—È lui! Omar: esclamò con voce tremante. Allàh, fa che egli mi salvi!

CAPITOLO III.—Il reis Ibrahim

Il vecchio reis Ibrahim, lasciato che fu da Notis, non aveva perduto il tempo. Sedutosi per terra, s'era fatto portare due grandi vasi di merissak e si era messo a bere sbocconcellando un enorme pezzo di ebrèk, sorta di pane fatto con maiz agro, e che mangiasi usualmente bagnato con brodo o con latte zuccherato. Lo sceicco Fit Debbeud, entrando allora allora, si era bravamente seduto di fronte a lui e lo aiutava efficacemente a vuotare i vasi di birra, intavolando una viva conversazione.

—Dunque, tu narravi al padrone, diceva lo sceicco, che hai veduta
Elenka a Gez Hagida.

—Sicuro, rispondeva il reis, vuotando l'una dietro l'altra parecchie tazze.
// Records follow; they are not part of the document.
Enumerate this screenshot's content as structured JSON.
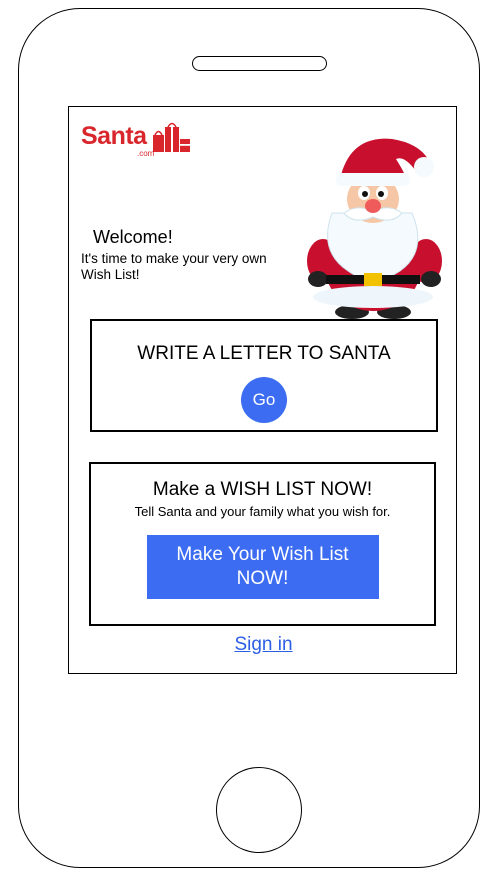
{
  "logo": {
    "word": "Santa",
    "sub": ".com"
  },
  "welcome": {
    "title": "Welcome!",
    "text": "It's time to make your very own Wish List!"
  },
  "letter_card": {
    "title": "WRITE A LETTER TO SANTA",
    "button_label": "Go"
  },
  "wish_card": {
    "title": "Make a WISH LIST NOW!",
    "subtitle": "Tell Santa and your family what you wish for.",
    "button_line1": "Make Your Wish List",
    "button_line2": "NOW!"
  },
  "sign_in_label": "Sign in",
  "colors": {
    "brand_red": "#d9262c",
    "button_blue": "#3c6cf1",
    "link_blue": "#2c5fe6"
  },
  "icons": [
    "gift-bag-icon",
    "santa-illustration"
  ]
}
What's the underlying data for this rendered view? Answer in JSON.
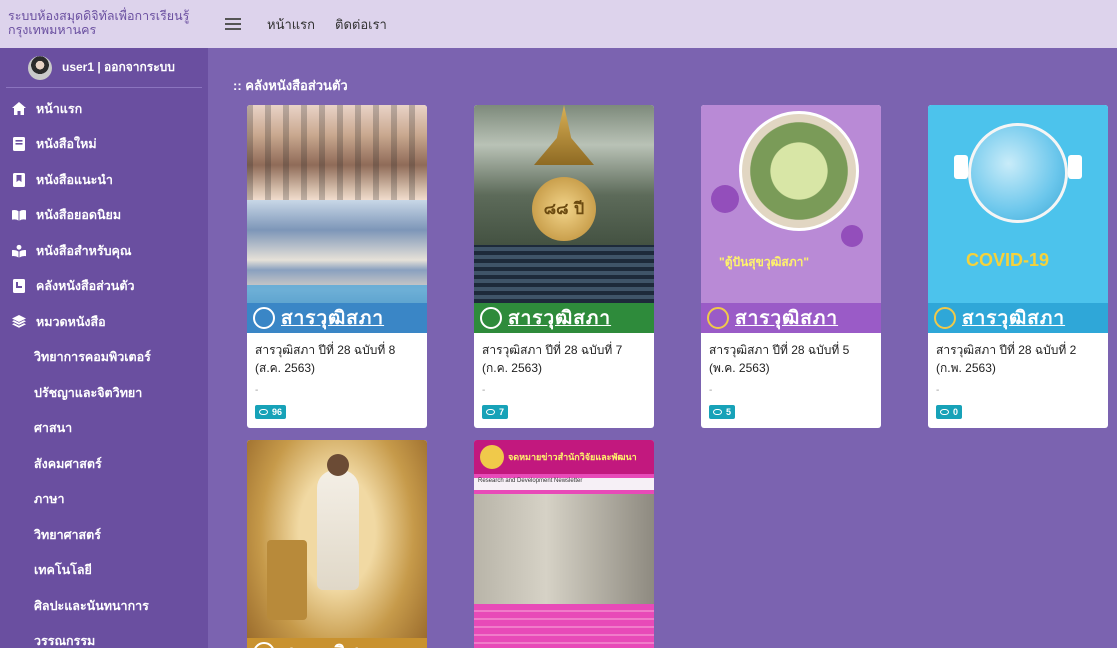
{
  "site": {
    "title": "ระบบห้องสมุดดิจิทัลเพื่อการเรียนรู้ กรุงเทพมหานคร"
  },
  "user": {
    "label": "user1 | ออกจากระบบ"
  },
  "nav": [
    {
      "label": "หน้าแรก",
      "icon": "home-icon"
    },
    {
      "label": "หนังสือใหม่",
      "icon": "book-icon"
    },
    {
      "label": "หนังสือแนะนำ",
      "icon": "bookmark-icon"
    },
    {
      "label": "หนังสือยอดนิยม",
      "icon": "open-book-icon"
    },
    {
      "label": "หนังสือสำหรับคุณ",
      "icon": "reader-icon"
    },
    {
      "label": "คลังหนังสือส่วนตัว",
      "icon": "library-icon"
    },
    {
      "label": "หมวดหนังสือ",
      "icon": "layers-icon"
    }
  ],
  "categories": [
    "วิทยาการคอมพิวเตอร์",
    "ปรัชญาและจิตวิทยา",
    "ศาสนา",
    "สังคมศาสตร์",
    "ภาษา",
    "วิทยาศาสตร์",
    "เทคโนโลยี",
    "ศิลปะและนันทนาการ",
    "วรรณกรรม"
  ],
  "topbar": {
    "links": [
      "หน้าแรก",
      "ติดต่อเรา"
    ]
  },
  "main": {
    "title": ":: คลังหนังสือส่วนตัว",
    "cover_band_text": "สารวุฒิสภา",
    "cover_overlay": {
      "magazine": "สารวุฒิสภา",
      "anniversary": "๘๘ ปี",
      "covid_caption": "\"ตู้ปันสุขวุฒิสภา\"",
      "covid_title": "COVID-19",
      "newsletter_title": "จดหมายข่าวสำนักวิจัยและพัฒนา",
      "newsletter_sub": "Research and Development Newsletter"
    },
    "books": [
      {
        "title": "สารวุฒิสภา ปีที่ 28 ฉบับที่ 8 (ส.ค. 2563)",
        "dash": "-",
        "views": "96"
      },
      {
        "title": "สารวุฒิสภา ปีที่ 28 ฉบับที่ 7 (ก.ค. 2563)",
        "dash": "-",
        "views": "7"
      },
      {
        "title": "สารวุฒิสภา ปีที่ 28 ฉบับที่ 5 (พ.ค. 2563)",
        "dash": "-",
        "views": "5"
      },
      {
        "title": "สารวุฒิสภา ปีที่ 28 ฉบับที่ 2 (ก.พ. 2563)",
        "dash": "-",
        "views": "0"
      }
    ]
  }
}
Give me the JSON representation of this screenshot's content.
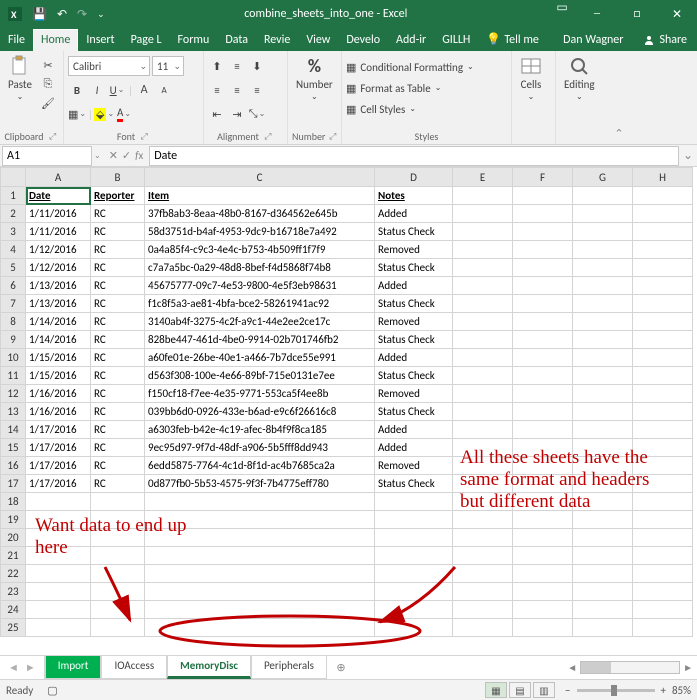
{
  "title": "combine_sheets_into_one - Excel",
  "user": "Dan Wagner",
  "share_label": "Share",
  "tell_me": "Tell me",
  "menu": [
    "File",
    "Home",
    "Insert",
    "Page L",
    "Formu",
    "Data",
    "Revie",
    "View",
    "Develo",
    "Add-ir",
    "GILLH"
  ],
  "active_menu": "Home",
  "ribbon": {
    "clipboard": {
      "paste": "Paste",
      "label": "Clipboard"
    },
    "font": {
      "name": "Calibri",
      "size": "11",
      "label": "Font"
    },
    "alignment": {
      "label": "Alignment"
    },
    "number": {
      "label": "Number",
      "btn": "Number"
    },
    "styles": {
      "cond": "Conditional Formatting",
      "table": "Format as Table",
      "cell": "Cell Styles",
      "label": "Styles"
    },
    "cells": {
      "btn": "Cells"
    },
    "editing": {
      "btn": "Editing"
    }
  },
  "name_box": "A1",
  "formula": "Date",
  "columns": [
    "A",
    "B",
    "C",
    "D",
    "E",
    "F",
    "G",
    "H"
  ],
  "headers": {
    "A": "Date",
    "B": "Reporter",
    "C": "Item",
    "D": "Notes"
  },
  "rows": [
    {
      "r": 2,
      "A": "1/11/2016",
      "B": "RC",
      "C": "37fb8ab3-8eaa-48b0-8167-d364562e645b",
      "D": "Added"
    },
    {
      "r": 3,
      "A": "1/11/2016",
      "B": "RC",
      "C": "58d3751d-b4af-4953-9dc9-b16718e7a492",
      "D": "Status Check"
    },
    {
      "r": 4,
      "A": "1/12/2016",
      "B": "RC",
      "C": "0a4a85f4-c9c3-4e4c-b753-4b509ff1f7f9",
      "D": "Removed"
    },
    {
      "r": 5,
      "A": "1/12/2016",
      "B": "RC",
      "C": "c7a7a5bc-0a29-48d8-8bef-f4d5868f74b8",
      "D": "Status Check"
    },
    {
      "r": 6,
      "A": "1/13/2016",
      "B": "RC",
      "C": "45675777-09c7-4e53-9800-4e5f3eb98631",
      "D": "Added"
    },
    {
      "r": 7,
      "A": "1/13/2016",
      "B": "RC",
      "C": "f1c8f5a3-ae81-4bfa-bce2-58261941ac92",
      "D": "Status Check"
    },
    {
      "r": 8,
      "A": "1/14/2016",
      "B": "RC",
      "C": "3140ab4f-3275-4c2f-a9c1-44e2ee2ce17c",
      "D": "Removed"
    },
    {
      "r": 9,
      "A": "1/14/2016",
      "B": "RC",
      "C": "828be447-461d-4be0-9914-02b701746fb2",
      "D": "Status Check"
    },
    {
      "r": 10,
      "A": "1/15/2016",
      "B": "RC",
      "C": "a60fe01e-26be-40e1-a466-7b7dce55e991",
      "D": "Added"
    },
    {
      "r": 11,
      "A": "1/15/2016",
      "B": "RC",
      "C": "d563f308-100e-4e66-89bf-715e0131e7ee",
      "D": "Status Check"
    },
    {
      "r": 12,
      "A": "1/16/2016",
      "B": "RC",
      "C": "f150cf18-f7ee-4e35-9771-553ca5f4ee8b",
      "D": "Removed"
    },
    {
      "r": 13,
      "A": "1/16/2016",
      "B": "RC",
      "C": "039bb6d0-0926-433e-b6ad-e9c6f26616c8",
      "D": "Status Check"
    },
    {
      "r": 14,
      "A": "1/17/2016",
      "B": "RC",
      "C": "a6303feb-b42e-4c19-afec-8b4f9f8ca185",
      "D": "Added"
    },
    {
      "r": 15,
      "A": "1/17/2016",
      "B": "RC",
      "C": "9ec95d97-9f7d-48df-a906-5b5fff8dd943",
      "D": "Added"
    },
    {
      "r": 16,
      "A": "1/17/2016",
      "B": "RC",
      "C": "6edd5875-7764-4c1d-8f1d-ac4b7685ca2a",
      "D": "Removed"
    },
    {
      "r": 17,
      "A": "1/17/2016",
      "B": "RC",
      "C": "0d877fb0-5b53-4575-9f3f-7b4775eff780",
      "D": "Status Check"
    }
  ],
  "empty_rows": [
    18,
    19,
    20,
    21,
    22,
    23,
    24,
    25
  ],
  "sheets": [
    "Import",
    "IOAccess",
    "MemoryDisc",
    "Peripherals"
  ],
  "active_sheet": "MemoryDisc",
  "status": "Ready",
  "zoom": "85%",
  "anno1": "Want data to end up here",
  "anno2": "All these sheets have the same format and headers but different data"
}
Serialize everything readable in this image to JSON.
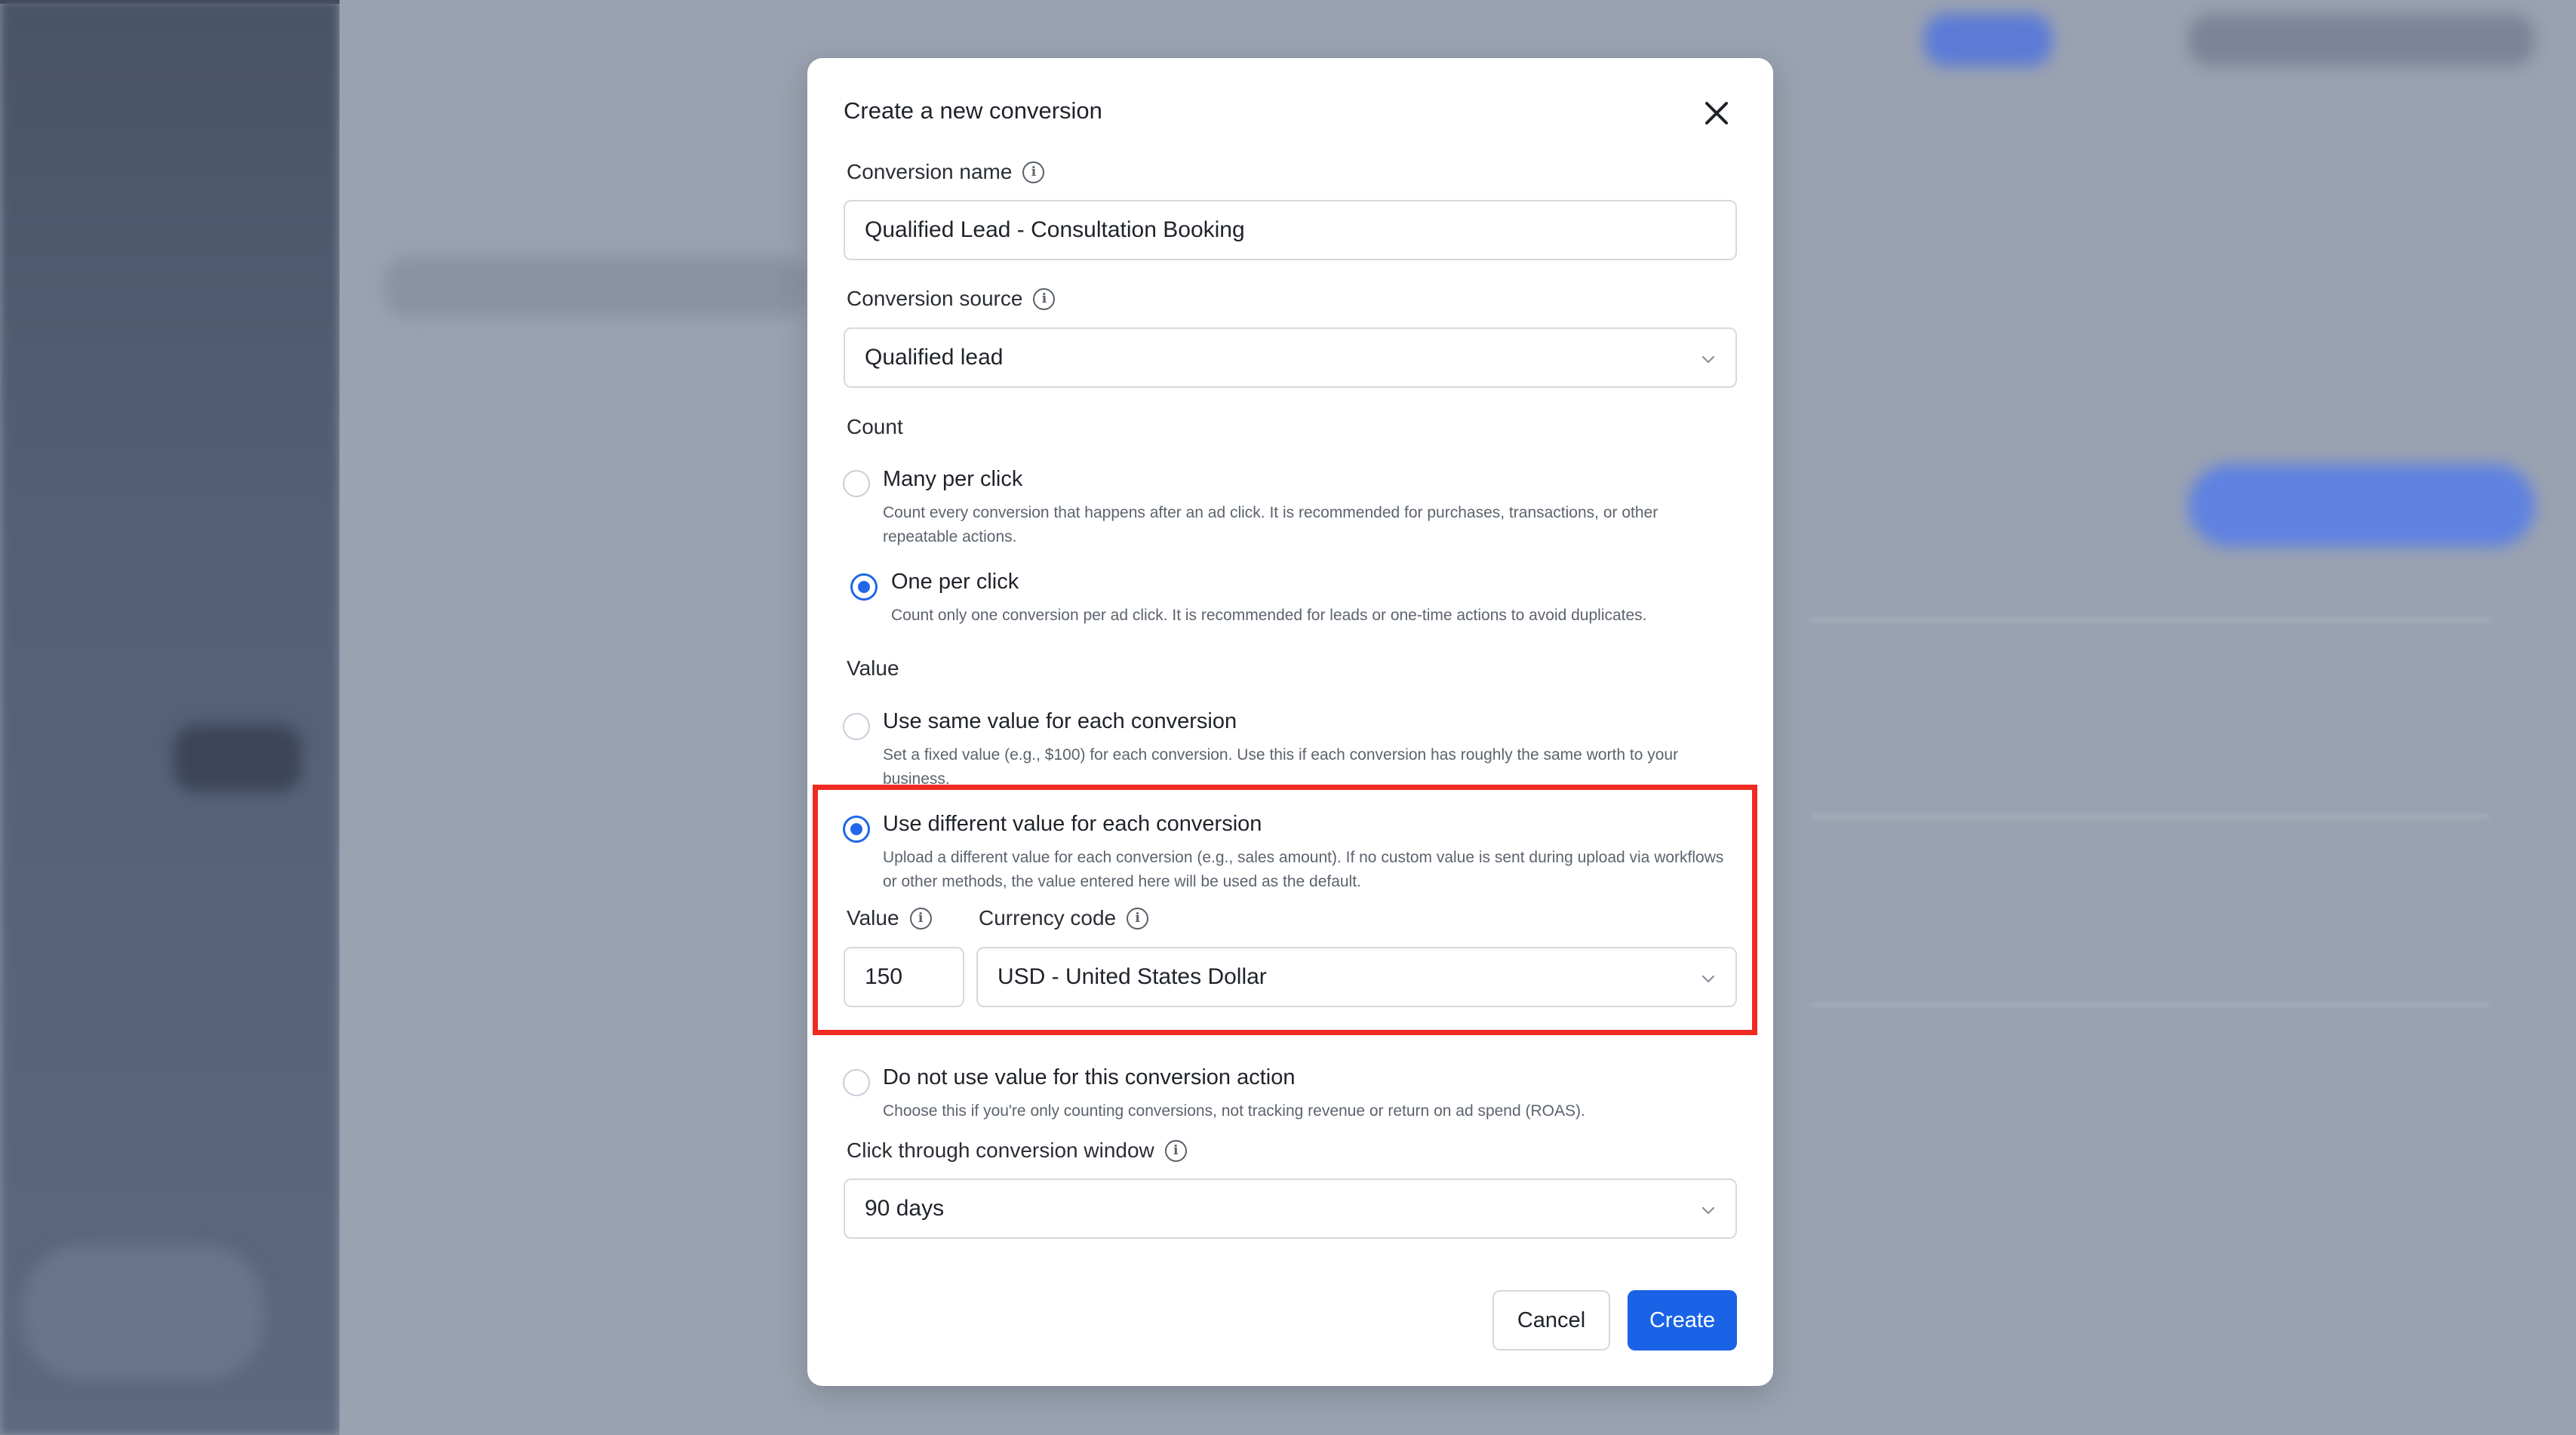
{
  "modal": {
    "title": "Create a new conversion",
    "conversion_name": {
      "label": "Conversion name",
      "value": "Qualified Lead - Consultation Booking"
    },
    "conversion_source": {
      "label": "Conversion source",
      "value": "Qualified lead"
    },
    "count": {
      "label": "Count",
      "options": [
        {
          "title": "Many per click",
          "desc": "Count every conversion that happens after an ad click. It is recommended for purchases, transactions, or other repeatable actions.",
          "checked": false
        },
        {
          "title": "One per click",
          "desc": "Count only one conversion per ad click. It is recommended for leads or one-time actions to avoid duplicates.",
          "checked": true
        }
      ]
    },
    "value": {
      "label": "Value",
      "options": [
        {
          "title": "Use same value for each conversion",
          "desc": "Set a fixed value (e.g., $100) for each conversion. Use this if each conversion has roughly the same worth to your business.",
          "checked": false
        },
        {
          "title": "Use different value for each conversion",
          "desc": "Upload a different value for each conversion (e.g., sales amount). If no custom value is sent during upload via workflows or other methods, the value entered here will be used as the default.",
          "checked": true
        },
        {
          "title": "Do not use value for this conversion action",
          "desc": "Choose this if you're only counting conversions, not tracking revenue or return on ad spend (ROAS).",
          "checked": false
        }
      ],
      "amount_label": "Value",
      "amount": "150",
      "currency_label": "Currency code",
      "currency": "USD - United States Dollar"
    },
    "window": {
      "label": "Click through conversion window",
      "value": "90 days"
    },
    "buttons": {
      "cancel": "Cancel",
      "create": "Create"
    }
  },
  "colors": {
    "accent": "#1a63e6",
    "highlight": "#ef2b22"
  }
}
L'ho veduta e le ho parlato più di una volta.

—E ti raccontò tutta la faccenda?

—Già, mi narrò gli amori di Abd-el-Kerim con un'almea, che, se non erro, chiamasi Fathma e tutto quello che ne seguì.

—E ti avvisò che lo schiavo dell'arabo aveva disertato?

Il reis fece col capo un cenno affermativo, tracannando la dodicesima tazza di birra.

—L'hai incontrato tu, questo schiavo?